How you sit at your desk, sit on your chair or hold your coffee cup are all body language signals you give co-workers, bosses and clients when at the office. Here is how you can use the furniture in your office to communicate confidence through your body language
If you’re feeling nervous or anxious at the office, you should assume a power pose. No, it’s not a move your yoga teacher will call out in class, but a way of “owning” the space around you. Chemically, it will raise your testosterone hormone level (the dominance and security chemical) and lower your cortisol levels (the stress hormone). In the office, power poses integrate body language and office furniture. One power pose, feet up on desk, hands behind head, shows complete confidence and the absence of threats. Just assuming the position will boost your actual confidence if you feeling low.
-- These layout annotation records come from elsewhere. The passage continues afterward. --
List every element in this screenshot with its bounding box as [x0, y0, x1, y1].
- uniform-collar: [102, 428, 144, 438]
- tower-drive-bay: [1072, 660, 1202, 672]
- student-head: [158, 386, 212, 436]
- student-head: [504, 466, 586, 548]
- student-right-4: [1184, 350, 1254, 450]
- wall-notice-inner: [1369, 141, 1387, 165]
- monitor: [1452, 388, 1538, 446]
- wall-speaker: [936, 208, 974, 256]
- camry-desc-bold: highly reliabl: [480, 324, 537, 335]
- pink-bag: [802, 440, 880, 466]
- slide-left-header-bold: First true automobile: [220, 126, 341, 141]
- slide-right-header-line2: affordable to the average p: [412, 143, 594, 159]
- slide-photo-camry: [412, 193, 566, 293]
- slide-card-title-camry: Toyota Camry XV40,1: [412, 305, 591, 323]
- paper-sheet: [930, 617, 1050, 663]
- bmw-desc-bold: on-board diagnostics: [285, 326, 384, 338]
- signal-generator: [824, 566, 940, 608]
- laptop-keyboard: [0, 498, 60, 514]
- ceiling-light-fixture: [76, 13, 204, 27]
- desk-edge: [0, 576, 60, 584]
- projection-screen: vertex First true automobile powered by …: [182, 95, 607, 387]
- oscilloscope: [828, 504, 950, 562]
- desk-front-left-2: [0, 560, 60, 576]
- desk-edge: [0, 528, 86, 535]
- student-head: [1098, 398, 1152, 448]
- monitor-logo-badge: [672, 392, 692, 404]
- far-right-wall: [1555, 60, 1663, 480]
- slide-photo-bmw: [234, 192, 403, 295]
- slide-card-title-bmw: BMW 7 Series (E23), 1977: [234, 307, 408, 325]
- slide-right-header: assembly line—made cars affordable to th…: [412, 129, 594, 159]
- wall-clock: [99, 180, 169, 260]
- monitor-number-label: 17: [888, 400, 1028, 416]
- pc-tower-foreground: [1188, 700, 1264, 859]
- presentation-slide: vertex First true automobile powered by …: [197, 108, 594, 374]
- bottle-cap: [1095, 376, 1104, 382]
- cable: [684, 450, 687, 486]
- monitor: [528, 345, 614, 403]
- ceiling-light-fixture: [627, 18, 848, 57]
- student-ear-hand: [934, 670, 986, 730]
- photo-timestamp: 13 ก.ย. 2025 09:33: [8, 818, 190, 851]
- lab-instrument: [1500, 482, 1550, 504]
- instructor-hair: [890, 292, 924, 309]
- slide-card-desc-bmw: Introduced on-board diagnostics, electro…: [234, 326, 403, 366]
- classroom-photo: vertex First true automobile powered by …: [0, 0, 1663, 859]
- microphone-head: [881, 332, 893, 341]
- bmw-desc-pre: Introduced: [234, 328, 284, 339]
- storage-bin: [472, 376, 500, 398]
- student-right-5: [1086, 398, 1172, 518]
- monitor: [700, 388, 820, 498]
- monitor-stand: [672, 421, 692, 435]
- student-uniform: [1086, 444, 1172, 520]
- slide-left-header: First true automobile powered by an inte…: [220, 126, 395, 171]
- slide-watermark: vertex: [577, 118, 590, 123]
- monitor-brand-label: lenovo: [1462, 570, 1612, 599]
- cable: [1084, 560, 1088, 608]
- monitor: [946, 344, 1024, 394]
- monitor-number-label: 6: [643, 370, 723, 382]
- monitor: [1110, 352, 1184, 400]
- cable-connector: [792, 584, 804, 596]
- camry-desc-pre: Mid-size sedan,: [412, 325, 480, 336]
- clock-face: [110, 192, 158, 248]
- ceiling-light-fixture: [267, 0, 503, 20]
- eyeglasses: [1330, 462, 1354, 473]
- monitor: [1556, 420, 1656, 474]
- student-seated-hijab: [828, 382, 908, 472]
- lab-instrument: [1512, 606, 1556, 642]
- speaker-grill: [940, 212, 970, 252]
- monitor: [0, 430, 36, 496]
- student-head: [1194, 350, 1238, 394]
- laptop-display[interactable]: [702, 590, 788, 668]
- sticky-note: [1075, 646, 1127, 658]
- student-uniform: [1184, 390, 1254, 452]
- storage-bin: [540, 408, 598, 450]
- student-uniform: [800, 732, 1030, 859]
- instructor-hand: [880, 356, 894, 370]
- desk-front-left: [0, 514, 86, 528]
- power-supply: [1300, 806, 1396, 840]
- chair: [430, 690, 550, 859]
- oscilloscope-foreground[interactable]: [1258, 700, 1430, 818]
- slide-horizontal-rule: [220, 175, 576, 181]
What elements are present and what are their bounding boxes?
If you’re too polite, or too low in the office hierarchy to put your feet on the desk and lean back, just try taking up some more space. Putting your hands on your hips with elbows out while widening your stance conveys a “large and in charge” image of confidence and competence. Like the previous power pose, this one also raises testosterone and lowers cortisol after as little as two minutes.
Chairs are also props in how we communicate with our bodies. As open-concept offices grow in popularity, the backs of chairs have been rising to absorb background noise and to help us signal when we need privacy to concentrate and when we are open and available for conversation and collaboration.
Using your swivel chair to turn and face someone who addresses you, communicates not just that you can hear them, but that you are actively listening. Wheels that enable us to move closer to those we’re meeting with conveys how easily co-workers can come together when team work is required intellectually, not just in terms of physical space.
In the cafeteria or office lounge, the more comfortable the person, the lower they hold their coffee mugs. When we are feeling uncomfortable in spaces or with specific people, we tend to hold objects like coffee cups or file folders, closer to our hearts. It creates a barrier, whether real or implied. When we’re at ease, we hold things closer to our waists, which are softer and more expansive.
If you’re the first to arrive for lunch, choosing the seat at the head of the table can actually make you seem distant and unapproachable. To maximize social contact and casual conversation with your co-workers, choose the seat to the immediate left of the head of the table or the furthest right from the head of the table. Those positions are important in the boardroom too. The same positions enable smoothest transfer of power and responsibility, assuming that the boss will be sitting at the head of the table.